Apa yang dilakukan orang saat sore hari? Mungkin sebagian besar orang akan menjawab melanjutkan pekerjaan dengan cara melemburnya sampai petang, sebagian lagi mungkin menjawab membersihkan rumah, duduk santai sambil ngeteh atau ngopi, ataukah ada jawaban lain? Elisa memilih berkebun menghabiskan sorenya, bergelut dengan tanah, akar tanaman, pupuk dan sekop kecil. Celananya sedikit kotor, tapi tak sekotor kemarin saat bersama Carisa, keponakannya.

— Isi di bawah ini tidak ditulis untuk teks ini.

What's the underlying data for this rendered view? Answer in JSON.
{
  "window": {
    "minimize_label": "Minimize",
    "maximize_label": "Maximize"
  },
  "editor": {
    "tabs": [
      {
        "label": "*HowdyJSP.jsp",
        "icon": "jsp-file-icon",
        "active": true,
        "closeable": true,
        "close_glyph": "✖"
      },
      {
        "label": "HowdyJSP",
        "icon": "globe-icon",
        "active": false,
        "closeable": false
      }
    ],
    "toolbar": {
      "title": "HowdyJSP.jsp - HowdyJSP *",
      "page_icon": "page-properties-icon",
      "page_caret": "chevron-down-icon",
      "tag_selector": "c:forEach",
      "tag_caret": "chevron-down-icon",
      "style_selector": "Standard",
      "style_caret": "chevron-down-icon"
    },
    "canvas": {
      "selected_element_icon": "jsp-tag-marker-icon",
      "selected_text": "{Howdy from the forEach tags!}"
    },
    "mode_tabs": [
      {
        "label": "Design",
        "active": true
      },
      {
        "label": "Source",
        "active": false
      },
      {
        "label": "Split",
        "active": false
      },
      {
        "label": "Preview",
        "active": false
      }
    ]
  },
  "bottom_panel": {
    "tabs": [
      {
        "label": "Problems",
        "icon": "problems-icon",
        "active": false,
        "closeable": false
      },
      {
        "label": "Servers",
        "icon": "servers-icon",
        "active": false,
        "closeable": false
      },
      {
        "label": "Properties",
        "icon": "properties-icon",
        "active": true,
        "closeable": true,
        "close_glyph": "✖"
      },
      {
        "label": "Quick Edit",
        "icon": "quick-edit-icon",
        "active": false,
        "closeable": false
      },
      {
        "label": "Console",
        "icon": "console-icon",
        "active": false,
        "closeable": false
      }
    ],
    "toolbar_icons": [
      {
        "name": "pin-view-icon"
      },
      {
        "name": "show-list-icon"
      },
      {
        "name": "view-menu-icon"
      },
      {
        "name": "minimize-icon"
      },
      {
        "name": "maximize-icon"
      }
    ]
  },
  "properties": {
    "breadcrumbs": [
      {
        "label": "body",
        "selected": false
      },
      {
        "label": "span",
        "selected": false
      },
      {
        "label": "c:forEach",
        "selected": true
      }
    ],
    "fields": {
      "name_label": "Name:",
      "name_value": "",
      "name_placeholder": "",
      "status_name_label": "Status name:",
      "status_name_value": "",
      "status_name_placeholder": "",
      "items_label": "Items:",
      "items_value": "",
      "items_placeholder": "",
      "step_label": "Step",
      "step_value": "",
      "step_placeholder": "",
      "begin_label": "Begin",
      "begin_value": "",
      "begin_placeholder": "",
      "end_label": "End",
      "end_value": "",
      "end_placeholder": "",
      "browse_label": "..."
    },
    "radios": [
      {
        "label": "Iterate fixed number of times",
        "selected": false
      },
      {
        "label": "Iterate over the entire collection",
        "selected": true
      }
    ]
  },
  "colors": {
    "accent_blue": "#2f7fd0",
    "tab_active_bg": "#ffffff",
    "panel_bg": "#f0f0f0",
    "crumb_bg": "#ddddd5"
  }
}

"Elisa, sudah kautanam bunga mawar dari Pak Joe kemarin?" tanya wanita tua di atas kursi goyang berada di teras.
Elisa menoleh. "Sudah, Nek. Ini tanamannya."

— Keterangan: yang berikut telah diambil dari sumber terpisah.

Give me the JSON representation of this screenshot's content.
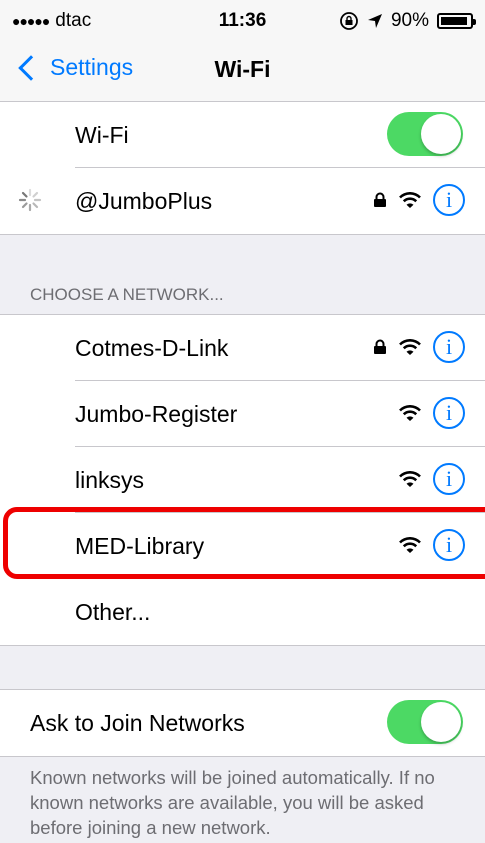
{
  "status_bar": {
    "signal": "●●●●●",
    "carrier": "dtac",
    "time": "11:36",
    "battery_percent": "90%",
    "battery_level": 0.9
  },
  "nav": {
    "back_label": "Settings",
    "title": "Wi-Fi"
  },
  "wifi": {
    "label": "Wi-Fi",
    "enabled": true,
    "current_network": {
      "name": "@JumboPlus",
      "secured": true,
      "connecting": true
    }
  },
  "choose_network": {
    "header": "CHOOSE A NETWORK...",
    "networks": [
      {
        "name": "Cotmes-D-Link",
        "secured": true
      },
      {
        "name": "Jumbo-Register",
        "secured": false
      },
      {
        "name": "linksys",
        "secured": false
      },
      {
        "name": "MED-Library",
        "secured": false,
        "highlighted": true
      }
    ],
    "other_label": "Other..."
  },
  "ask_to_join": {
    "label": "Ask to Join Networks",
    "enabled": true,
    "description": "Known networks will be joined automatically. If no known networks are available, you will be asked before joining a new network."
  },
  "icons": {
    "lock": "lock-icon",
    "wifi": "wifi-signal-icon",
    "info": "info-icon",
    "location": "location-arrow-icon",
    "rotation_lock": "rotation-lock-icon"
  },
  "colors": {
    "accent": "#007aff",
    "toggle_on": "#4cd964",
    "highlight": "#ee0000"
  }
}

Wanita tua itu melongok ke samping. "Kayaknya enggak pas, coba kau tanam di kebun belakang saja potnya kekecilan, Lisa."
Elisa melihat lagi pot tanaman bunga mawar pemberian Pak Joe, memang tampak begitu tak seimbang akan tampak pas kalau ditanam di tanah alias kebun belakang. Kebun belakang belumlah ditatanya, maka dari itu ia menyelesaikan bagian depan lebih dulu. Tapi, kini? Sepertinya harus ditata saat ini juga agar neneknya tak memprotesnya lagi. Elisa bangkit membawa tanaman bunga mawar itu dan mengusap peluhnya, kemudian berjalan ke samping membawa sekop ke arah kebun belakang.

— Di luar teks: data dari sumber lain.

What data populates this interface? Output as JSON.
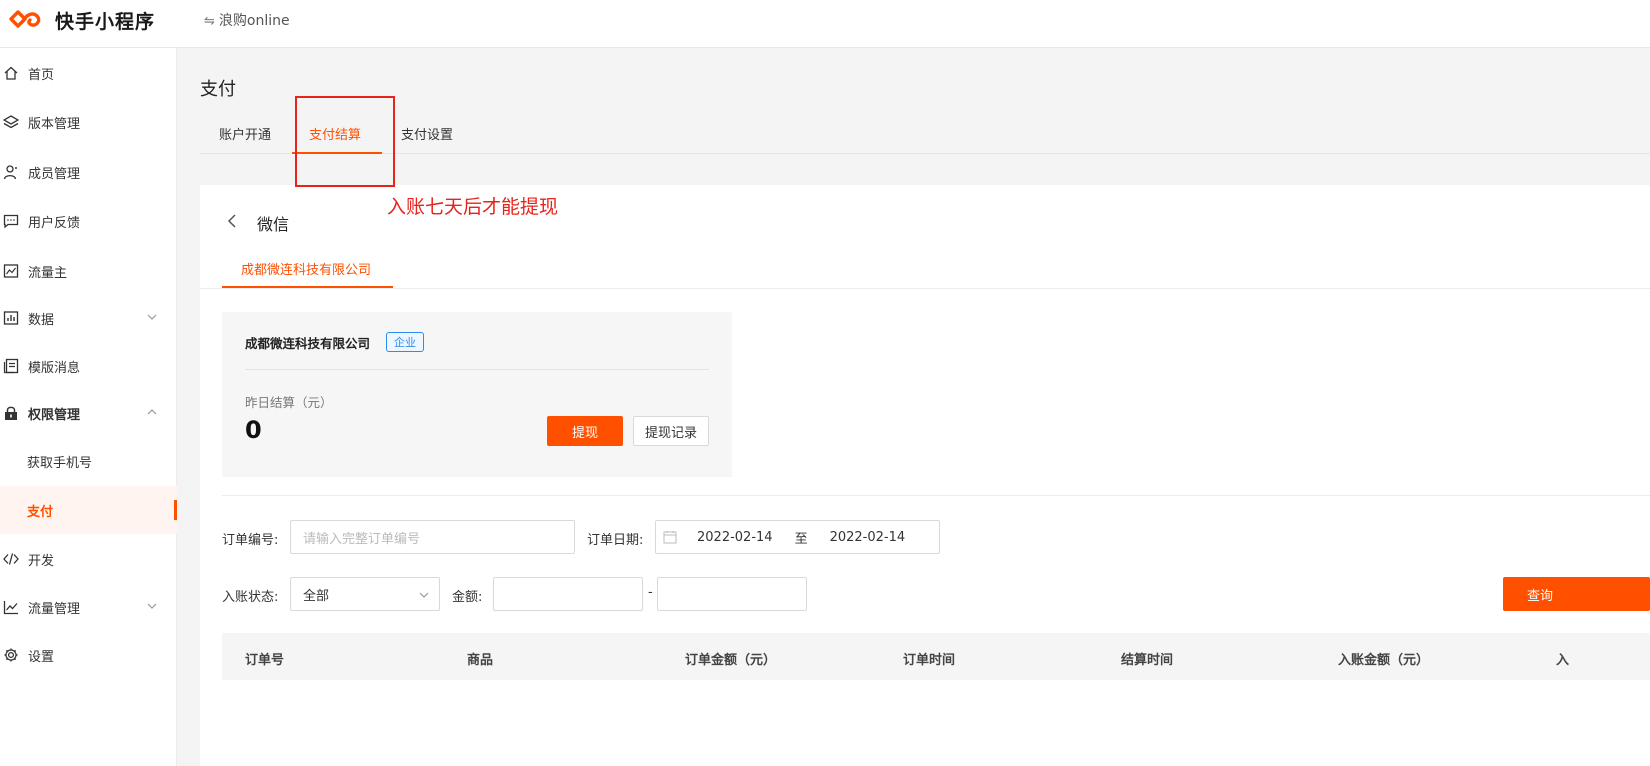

Elisa mencari tempat yang pas agar bunga mawarnya tumbuh dengan baik, ia melewati semak-semak yang sudah ditata dua hari yang lalu, masih terlihat rapi dan sibuk mencari tempat. Ia tersenyum senang ketika melihat ada tempat kosong di balik semak bagian belakang, tanpa disadarinya itu bukan lagi di kebun bekakang rumahnya. Elisa mulai mengeduk tanah dan sekiranya bisa untuk menenggelamkan akar tanaman mawarnya, diberi pupuk dan sudah tinggal menunggu ia makin tumbuh dan berkembang.
"Hhh, akirnya selesai juga. Aduh, capek sekali."
Elisa berbalik ke samping dan melewati semak-semak tapi sekian semak yang dilewatinya tak jua melihat rumah bagian belakang justru semak belukar dan hutan. Elisa mengerutkan keningnya, mengapa ia justru berada di hutan? Bukankah belakang semak di dekat rumahnya hanya beberapa pohon saja?
"Masa iya aku sampai ke hutan gini? Aduh, mana udah mau petang pula, nenek ntar nyariin," keluh Elisa.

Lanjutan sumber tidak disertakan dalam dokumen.